There's a notebook somewhere. It contains a piece of paper with "A Personal Piece" scrawled at the top and details every instance of rape and molestation that I had both experienced and witnessed as a woman who has traveled the world on her own. The list numbers well over twenty and is marked in Roman numerals.


One in particular that stands out is getting raped on the back porch of my mother's home and remaining silent about it. The next morning my friend and I agreed that he was "kinda rapey".

"Then why did you invite him?" you would be well within your rights to ask as I am well within my rights to deny an answer. His friend invited him. I never saw either of them again. I don't think that the immorality of being in one's early 20s should invite such a drastic and widespread harm.


There's a time I remember when I was 12 years old that my mother told me I would get AIDS and become pregnant by the time I was 13. She said I would die. I had never touched another man or boy. Her unfortunate relationship with sexuality was imposed onto me, and she claimed that everyone that disagreed with her was fucking one another.


Then, there's me.

I've come to terms with being an unattractive person, and it doesn't bother me much. I have value elsewhere, although it becomes muddled under facelessness at best and muddied by ugliness at worst.

You may disagree, and that's fine, but I choose to place my joy elsewhere, and I don't care for people's input on my looks in any way. I've had enough of that in the form of "You'd be pretty if you lost 10 lbs." from my mother paired with her food aggression and our poverty which sent me into a spiral of lifelong eating disorders. It has persisted from all angles for longer than I care to consider. I think placing my value on my work is coping with a reality that I can't change much. I think this is me rejecting myself.
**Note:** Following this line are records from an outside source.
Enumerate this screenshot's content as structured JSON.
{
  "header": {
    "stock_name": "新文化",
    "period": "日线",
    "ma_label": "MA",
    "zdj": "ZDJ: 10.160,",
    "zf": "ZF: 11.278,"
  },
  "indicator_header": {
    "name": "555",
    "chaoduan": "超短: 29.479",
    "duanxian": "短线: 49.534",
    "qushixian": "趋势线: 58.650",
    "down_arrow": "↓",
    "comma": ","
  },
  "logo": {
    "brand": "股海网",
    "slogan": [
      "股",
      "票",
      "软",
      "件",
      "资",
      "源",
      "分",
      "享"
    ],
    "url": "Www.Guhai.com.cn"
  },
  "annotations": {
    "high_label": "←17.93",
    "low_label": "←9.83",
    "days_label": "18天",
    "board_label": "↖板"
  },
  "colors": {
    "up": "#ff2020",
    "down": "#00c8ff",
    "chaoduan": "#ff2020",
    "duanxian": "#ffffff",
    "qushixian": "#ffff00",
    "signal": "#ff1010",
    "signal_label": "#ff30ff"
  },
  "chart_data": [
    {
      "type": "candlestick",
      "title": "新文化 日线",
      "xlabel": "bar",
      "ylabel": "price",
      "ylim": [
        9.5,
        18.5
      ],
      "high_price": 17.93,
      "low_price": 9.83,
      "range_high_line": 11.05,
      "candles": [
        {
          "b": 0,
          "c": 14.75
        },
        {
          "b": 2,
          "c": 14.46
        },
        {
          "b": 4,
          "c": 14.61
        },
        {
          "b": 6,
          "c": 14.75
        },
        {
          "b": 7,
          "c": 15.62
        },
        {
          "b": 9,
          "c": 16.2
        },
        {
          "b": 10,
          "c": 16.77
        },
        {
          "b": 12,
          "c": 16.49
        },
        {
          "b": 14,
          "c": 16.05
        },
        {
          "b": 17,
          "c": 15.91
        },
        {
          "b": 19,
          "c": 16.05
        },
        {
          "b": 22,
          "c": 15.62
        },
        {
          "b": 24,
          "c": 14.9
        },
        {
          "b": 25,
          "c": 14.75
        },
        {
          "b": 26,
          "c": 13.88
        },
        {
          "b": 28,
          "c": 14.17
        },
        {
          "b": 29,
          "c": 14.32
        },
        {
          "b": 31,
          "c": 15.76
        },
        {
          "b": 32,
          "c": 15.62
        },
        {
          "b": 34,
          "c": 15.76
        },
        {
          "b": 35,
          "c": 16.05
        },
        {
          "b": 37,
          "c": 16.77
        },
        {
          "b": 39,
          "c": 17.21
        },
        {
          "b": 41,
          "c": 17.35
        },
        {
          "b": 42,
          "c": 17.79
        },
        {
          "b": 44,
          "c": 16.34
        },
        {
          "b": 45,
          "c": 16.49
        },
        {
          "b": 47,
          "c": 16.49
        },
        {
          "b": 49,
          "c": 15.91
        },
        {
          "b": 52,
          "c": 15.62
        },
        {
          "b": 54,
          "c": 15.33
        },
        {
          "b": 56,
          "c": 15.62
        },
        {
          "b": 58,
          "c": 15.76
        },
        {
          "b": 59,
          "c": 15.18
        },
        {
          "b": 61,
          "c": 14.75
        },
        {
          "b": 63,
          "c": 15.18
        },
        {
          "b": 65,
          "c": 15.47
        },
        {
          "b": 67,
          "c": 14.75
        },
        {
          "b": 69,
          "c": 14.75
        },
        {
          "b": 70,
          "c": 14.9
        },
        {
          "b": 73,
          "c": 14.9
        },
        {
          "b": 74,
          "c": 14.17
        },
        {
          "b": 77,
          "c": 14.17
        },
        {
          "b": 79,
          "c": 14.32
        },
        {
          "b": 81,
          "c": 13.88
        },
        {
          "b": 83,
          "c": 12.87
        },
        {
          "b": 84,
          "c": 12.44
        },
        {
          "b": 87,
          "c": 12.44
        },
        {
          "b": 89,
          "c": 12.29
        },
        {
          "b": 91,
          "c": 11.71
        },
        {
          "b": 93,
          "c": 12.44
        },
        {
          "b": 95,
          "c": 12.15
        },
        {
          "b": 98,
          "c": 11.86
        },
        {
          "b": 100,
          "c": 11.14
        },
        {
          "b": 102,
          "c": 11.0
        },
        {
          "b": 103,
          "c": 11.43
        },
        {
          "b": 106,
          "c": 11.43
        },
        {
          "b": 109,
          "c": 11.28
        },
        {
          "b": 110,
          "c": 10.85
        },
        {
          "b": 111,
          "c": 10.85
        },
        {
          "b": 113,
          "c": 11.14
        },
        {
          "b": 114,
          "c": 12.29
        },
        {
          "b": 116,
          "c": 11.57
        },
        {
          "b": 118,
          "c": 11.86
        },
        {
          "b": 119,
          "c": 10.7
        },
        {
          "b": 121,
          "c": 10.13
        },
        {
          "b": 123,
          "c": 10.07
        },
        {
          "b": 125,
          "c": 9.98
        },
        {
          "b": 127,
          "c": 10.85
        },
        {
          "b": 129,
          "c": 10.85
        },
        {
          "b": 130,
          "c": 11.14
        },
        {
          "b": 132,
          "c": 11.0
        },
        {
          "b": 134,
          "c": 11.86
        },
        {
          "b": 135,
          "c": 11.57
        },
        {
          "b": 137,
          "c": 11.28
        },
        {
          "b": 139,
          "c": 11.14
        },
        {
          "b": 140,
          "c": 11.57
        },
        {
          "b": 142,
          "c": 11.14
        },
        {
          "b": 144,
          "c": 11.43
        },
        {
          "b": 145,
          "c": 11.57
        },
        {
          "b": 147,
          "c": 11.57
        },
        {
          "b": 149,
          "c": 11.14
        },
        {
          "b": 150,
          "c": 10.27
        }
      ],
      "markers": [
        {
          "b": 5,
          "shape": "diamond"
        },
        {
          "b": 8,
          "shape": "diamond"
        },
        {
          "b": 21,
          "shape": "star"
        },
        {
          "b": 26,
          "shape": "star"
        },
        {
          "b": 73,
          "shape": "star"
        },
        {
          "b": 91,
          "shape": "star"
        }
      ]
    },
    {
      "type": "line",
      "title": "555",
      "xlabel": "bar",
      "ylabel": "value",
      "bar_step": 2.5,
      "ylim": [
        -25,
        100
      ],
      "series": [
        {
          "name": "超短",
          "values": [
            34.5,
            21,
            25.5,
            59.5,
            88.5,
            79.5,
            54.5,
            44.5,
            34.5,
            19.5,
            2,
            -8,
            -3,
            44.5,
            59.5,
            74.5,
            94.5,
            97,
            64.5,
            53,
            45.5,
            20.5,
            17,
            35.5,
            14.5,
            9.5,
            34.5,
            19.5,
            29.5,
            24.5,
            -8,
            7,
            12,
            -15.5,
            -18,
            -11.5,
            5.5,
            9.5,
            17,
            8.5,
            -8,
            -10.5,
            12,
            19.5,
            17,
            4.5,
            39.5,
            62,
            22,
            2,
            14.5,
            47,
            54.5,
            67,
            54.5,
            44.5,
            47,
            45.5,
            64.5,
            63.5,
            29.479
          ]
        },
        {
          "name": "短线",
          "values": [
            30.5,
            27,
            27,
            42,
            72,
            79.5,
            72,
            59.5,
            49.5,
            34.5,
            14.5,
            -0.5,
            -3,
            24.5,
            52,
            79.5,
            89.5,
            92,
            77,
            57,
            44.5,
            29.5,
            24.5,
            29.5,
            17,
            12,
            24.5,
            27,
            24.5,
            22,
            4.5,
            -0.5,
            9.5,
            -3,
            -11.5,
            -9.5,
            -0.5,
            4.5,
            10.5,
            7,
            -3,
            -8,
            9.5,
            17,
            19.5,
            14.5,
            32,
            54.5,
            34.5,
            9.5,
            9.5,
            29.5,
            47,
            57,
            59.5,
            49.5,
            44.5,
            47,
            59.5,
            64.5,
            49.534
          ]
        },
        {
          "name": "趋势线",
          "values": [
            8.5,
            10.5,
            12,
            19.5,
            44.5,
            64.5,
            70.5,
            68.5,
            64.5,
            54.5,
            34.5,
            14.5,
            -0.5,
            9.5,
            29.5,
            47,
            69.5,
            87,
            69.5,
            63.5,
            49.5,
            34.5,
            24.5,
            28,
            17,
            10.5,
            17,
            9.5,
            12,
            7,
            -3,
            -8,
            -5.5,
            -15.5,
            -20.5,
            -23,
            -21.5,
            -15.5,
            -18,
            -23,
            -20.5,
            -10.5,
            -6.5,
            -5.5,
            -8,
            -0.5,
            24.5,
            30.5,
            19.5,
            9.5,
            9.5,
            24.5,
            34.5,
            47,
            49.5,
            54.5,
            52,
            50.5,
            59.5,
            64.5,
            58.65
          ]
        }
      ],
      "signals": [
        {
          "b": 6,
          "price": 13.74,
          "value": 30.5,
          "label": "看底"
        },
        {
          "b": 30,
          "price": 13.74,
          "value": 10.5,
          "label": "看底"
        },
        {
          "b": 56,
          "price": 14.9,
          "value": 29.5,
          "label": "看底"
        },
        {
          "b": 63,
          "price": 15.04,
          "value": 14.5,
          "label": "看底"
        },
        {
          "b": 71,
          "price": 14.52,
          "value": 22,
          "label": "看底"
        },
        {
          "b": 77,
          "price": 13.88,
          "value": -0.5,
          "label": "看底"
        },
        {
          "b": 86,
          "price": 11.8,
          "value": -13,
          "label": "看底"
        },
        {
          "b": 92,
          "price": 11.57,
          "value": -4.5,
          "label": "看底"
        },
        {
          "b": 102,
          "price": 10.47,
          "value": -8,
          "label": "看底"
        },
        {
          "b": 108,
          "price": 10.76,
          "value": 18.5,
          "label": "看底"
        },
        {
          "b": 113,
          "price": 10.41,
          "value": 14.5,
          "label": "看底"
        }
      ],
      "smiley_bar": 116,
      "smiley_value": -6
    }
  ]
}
Today I was writing a romantic scene and I started crying. I asked myself why I was crying.

"because it's sad."

I'm not sure that makes sense. Why am I really crying? and not only crying but panicking.

I thought long and hard in this conversation with myself and I came to the conclusion that sex holds the same inevitable failure that a lack of it does. I wrote in my planner: "I will be alone forever because I both fear and distrust intimacy. I have been rejected 1,000 times and will die 1,000 more. I am grateful for myself and my friends (who I also distrust and need to reach out to me or else I will feel rejection and avoid them)."


I'm happy most times, but it's times like these when I remember I'm a broken person no matter how much work I've done. I clung to my therapist telling me I was remarkably well-adjusted but "might have some attachment issues" and said "good enough" because attachment never seemed necessary to me.

It's unhelpful to focus on my pain. That's not good for anyone to do. I'm certain of it. I don't want it to mean that I am unable to love, for I am overflowing with love. I don't want it to mean that people treat me more gently or harshly than I deserve on my merit alone.


Now, it seems like a generational thing, too.

Who knows about that?


Should I post these deep vulnerabilities for the internet to see, to judge, to use as ammunition? To tell me the things my mother told me? To tell me "this is why nobody likes you"?

Does it matter? And if I turn my computer off, does it exist?

Did I throw my friends away based on my own insecurities? Why have I only traveled alone?


Anyway, I doubt I could ever write romance without an inevitable ending. Good thing I'm a horror writer.